Libadwaita: Splitting GTK and Design Language

Libadwaita and separation from GTK

  • Many see libadwaita as GTK returning to being a generic toolkit, with GNOME‑specific design moved out.
  • Some compare this to older “libgnome*” splits; others note that even then GNOME‑specific APIs were supposed to live outside GTK.
  • Supporters say this lets GTK be more cross‑platform and stable, while GNOME iterates on its own design language in libadwaita.

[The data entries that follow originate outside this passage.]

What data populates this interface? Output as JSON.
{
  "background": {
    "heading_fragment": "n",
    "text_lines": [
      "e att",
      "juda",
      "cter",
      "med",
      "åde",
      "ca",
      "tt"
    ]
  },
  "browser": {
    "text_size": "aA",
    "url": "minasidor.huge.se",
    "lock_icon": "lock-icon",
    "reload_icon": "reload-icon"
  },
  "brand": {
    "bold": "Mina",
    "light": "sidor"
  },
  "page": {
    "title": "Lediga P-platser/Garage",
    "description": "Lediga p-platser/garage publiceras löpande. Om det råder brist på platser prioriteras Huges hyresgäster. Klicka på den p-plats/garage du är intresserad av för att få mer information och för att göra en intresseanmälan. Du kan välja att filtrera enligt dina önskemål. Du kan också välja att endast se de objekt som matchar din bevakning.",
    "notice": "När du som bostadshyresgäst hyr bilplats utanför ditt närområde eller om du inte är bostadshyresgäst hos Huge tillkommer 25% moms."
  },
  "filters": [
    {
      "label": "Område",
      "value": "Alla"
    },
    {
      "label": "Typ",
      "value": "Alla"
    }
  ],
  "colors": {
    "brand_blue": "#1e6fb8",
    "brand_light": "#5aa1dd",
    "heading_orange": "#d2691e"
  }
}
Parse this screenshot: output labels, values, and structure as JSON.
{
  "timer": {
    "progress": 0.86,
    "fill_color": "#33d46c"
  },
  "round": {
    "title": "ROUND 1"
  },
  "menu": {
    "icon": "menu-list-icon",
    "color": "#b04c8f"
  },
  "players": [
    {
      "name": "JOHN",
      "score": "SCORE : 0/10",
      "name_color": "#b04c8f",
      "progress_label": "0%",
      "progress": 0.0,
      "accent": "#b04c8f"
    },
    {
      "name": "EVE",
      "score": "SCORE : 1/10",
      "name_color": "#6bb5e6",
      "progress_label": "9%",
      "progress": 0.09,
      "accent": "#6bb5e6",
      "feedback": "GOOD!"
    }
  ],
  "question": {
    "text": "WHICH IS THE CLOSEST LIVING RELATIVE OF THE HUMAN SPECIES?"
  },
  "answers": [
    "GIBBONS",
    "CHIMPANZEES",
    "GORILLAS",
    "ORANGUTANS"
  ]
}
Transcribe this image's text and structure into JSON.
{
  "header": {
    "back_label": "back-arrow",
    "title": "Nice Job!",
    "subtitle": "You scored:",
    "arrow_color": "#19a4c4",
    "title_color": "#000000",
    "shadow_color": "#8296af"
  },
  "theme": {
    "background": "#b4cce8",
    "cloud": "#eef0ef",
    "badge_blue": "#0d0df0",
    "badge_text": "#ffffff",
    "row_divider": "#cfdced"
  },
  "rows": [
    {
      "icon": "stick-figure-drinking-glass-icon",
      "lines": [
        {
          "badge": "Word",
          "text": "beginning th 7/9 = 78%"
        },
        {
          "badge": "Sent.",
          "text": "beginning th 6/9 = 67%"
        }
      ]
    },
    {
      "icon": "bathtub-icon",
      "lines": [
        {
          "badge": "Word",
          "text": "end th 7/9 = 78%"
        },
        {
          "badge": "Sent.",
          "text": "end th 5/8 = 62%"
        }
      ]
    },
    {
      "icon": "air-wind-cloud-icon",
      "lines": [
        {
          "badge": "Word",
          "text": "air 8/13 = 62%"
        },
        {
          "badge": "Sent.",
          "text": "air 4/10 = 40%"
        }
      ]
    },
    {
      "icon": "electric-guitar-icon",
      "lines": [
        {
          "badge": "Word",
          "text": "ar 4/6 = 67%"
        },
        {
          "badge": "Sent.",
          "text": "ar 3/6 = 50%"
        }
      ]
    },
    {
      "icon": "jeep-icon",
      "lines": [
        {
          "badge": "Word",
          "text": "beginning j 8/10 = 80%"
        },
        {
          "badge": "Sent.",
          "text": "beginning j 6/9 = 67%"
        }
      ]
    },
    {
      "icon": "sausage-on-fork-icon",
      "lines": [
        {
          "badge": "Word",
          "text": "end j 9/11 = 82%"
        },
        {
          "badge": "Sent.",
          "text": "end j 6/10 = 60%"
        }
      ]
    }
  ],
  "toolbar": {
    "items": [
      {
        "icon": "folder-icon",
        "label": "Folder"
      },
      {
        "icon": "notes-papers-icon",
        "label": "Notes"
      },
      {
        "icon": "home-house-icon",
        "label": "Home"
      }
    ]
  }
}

Theming and non‑GNOME desktops

  • A core complaint: libadwaita hard‑codes the Adwaita look, making GNOME apps harder to integrate visually with other desktops (KDE, XFCE, Cinnamon, etc.).
  • There are hacks/patches to make libadwaita themeable, but this is seen as a regression from GTK2/3 where global theming was easier.
  • GNOME defenders argue unrestricted theming frequently broke apps and that a consistent, locked‑down design is intentional.

GTK4 direction and API stability

  • Several long‑time GTK users criticize frequent breaking changes, removed widgets (e.g., GtkDialog, GtkMenuBar APIs, GtkSocket/Plug), and harder extensibility, claiming it imposes large porting burdens.
  • Others reply that many removed APIs were buggy, X11‑specific, or misdesigned; deprecations often lasted ~a decade; cross‑platform consistency and simpler internals justify removals.
  • Some non‑GNOME DE developers say GTK4 is now “GTK4+libadwaita for GNOME, bare‑bones GTK4 for everyone else,” forcing them to rebuild lost functionality.

Dialogs, menus, and design language

  • Confusion around GtkDialog/MenuBar: they’re deprecated/removed as widgets, but replacement patterns (GAction‑based menus, GtkAlertDialog, plain GtkWindow + modal flags) still exist.
  • GNOME‑specific libraries now encode button order, labels, and layout conventions, similar to platform HIGs on Windows/macOS.

Window decorations and UX choices

  • Contentious debate over client‑side decorations, headerbars, tray removal, and button placement.
  • Critics see these as hostile to non‑GNOME apps and power users; supporters say CSDs save space, trays weren’t needed, and many users prefer the simpler GNOME workflow.

Ecosystem fragmentation and alternatives

  • Multiple commenters link GNOME’s design and API decisions to the proliferation of GTK‑based DEs (Cinnamon, MATE, Budgie, Pantheon, Cosmic, etc.).
  • Others argue forks and diversity aren’t “wasted effort” but expressions of different UX goals; KDE’s high customizability is contrasted with GNOME’s strong opinions.
  • Some wish for or work on alternative toolkits (Qt, Rust/iced, libxapp, web/Flutter), but note this further multiplies integration/theming problems.

Developer relations and trust

  • Several users report long‑standing bugs, ignored or delayed patches, and hostile issue handling, leading them to abandon GTK/GNOME.
  • Others counter that maintainers are overworked volunteers, that expectations are too high, and that critics should fork or contribute rather than only vent.